From the little I have looked at it, I like bobo. I guess the reason is that it doesn't try and do too much. In that sense it has that simplicity that attracted many people to the publisher handler provided with mod_python, and which allows one to actually create an application, handling multiple URLs, completely within one code file. And because bobo uses WSGI to interface to the web server, it can of course be used in conjunction with mod_wsgi and doing so is surprisingly easy.

As example, consider the simple bobo application as follows:
import bobo

@bobo.query
def hello():
return "Hello world!"
All one has to do to turn this into a WSGI script file suitable for use with mod_wsgi is add the single line:
application = bobo.Application(bobo_resources=__name__)
This one line creates an instance of the bobo WSGI application object and assigns it to 'application', the name of the WSGI application entry point which mod_wsgi expects to exist.

The '__name__' variable here is the name of the Python module containing the code. In other words, you are telling bobo to map requests back onto the same code file.

For normal Python modules the '__name__' variable, which is automatically put there by Python, would be the module name and or package path used when importing the module. For mod_wsgi the variable doesn't have quite the same meaning, but still exists, and is still used as the key into 'sys.modules' where the loaded module is placed.

To map the bobo application file at a specific URL, one uses WSGIScriptAlias or AddHandler mechanisms as normal for mod_wsgi.

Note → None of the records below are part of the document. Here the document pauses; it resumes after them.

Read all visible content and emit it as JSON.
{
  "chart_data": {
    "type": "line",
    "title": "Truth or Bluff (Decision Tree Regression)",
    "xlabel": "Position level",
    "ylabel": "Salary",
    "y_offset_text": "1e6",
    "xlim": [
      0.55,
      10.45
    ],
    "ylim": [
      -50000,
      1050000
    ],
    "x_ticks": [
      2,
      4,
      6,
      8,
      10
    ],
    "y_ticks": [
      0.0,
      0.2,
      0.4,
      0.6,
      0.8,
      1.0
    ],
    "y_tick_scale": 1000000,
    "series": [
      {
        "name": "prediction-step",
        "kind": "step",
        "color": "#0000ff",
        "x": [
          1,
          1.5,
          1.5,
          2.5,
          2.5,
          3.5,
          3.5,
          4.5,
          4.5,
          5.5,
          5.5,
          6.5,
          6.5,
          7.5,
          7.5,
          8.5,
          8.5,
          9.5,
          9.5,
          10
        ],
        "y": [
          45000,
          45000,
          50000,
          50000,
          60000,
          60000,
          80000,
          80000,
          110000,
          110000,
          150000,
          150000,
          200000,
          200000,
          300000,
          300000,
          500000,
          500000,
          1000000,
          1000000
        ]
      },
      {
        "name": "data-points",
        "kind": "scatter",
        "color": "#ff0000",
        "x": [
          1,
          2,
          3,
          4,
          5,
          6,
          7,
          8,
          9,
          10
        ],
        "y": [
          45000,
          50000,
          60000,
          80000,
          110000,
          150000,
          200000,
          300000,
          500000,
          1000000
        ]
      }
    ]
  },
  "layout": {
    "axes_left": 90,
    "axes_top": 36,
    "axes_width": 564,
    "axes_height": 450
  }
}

In mod_wsgi 3.0 there is also a new feature that one could use to define a handler script for all bobo application script files and which transparently performs the job of creating the instance of 'bobo.Application()' for you. If this were used, one could place bobo application script files in a directory using a specific extension, just like with PHP, and not even have to worry about adding the line above. Any change to those files would also result in the process being reloaded if using mod_wsgi daemon mode. I'll talk about this trick another time.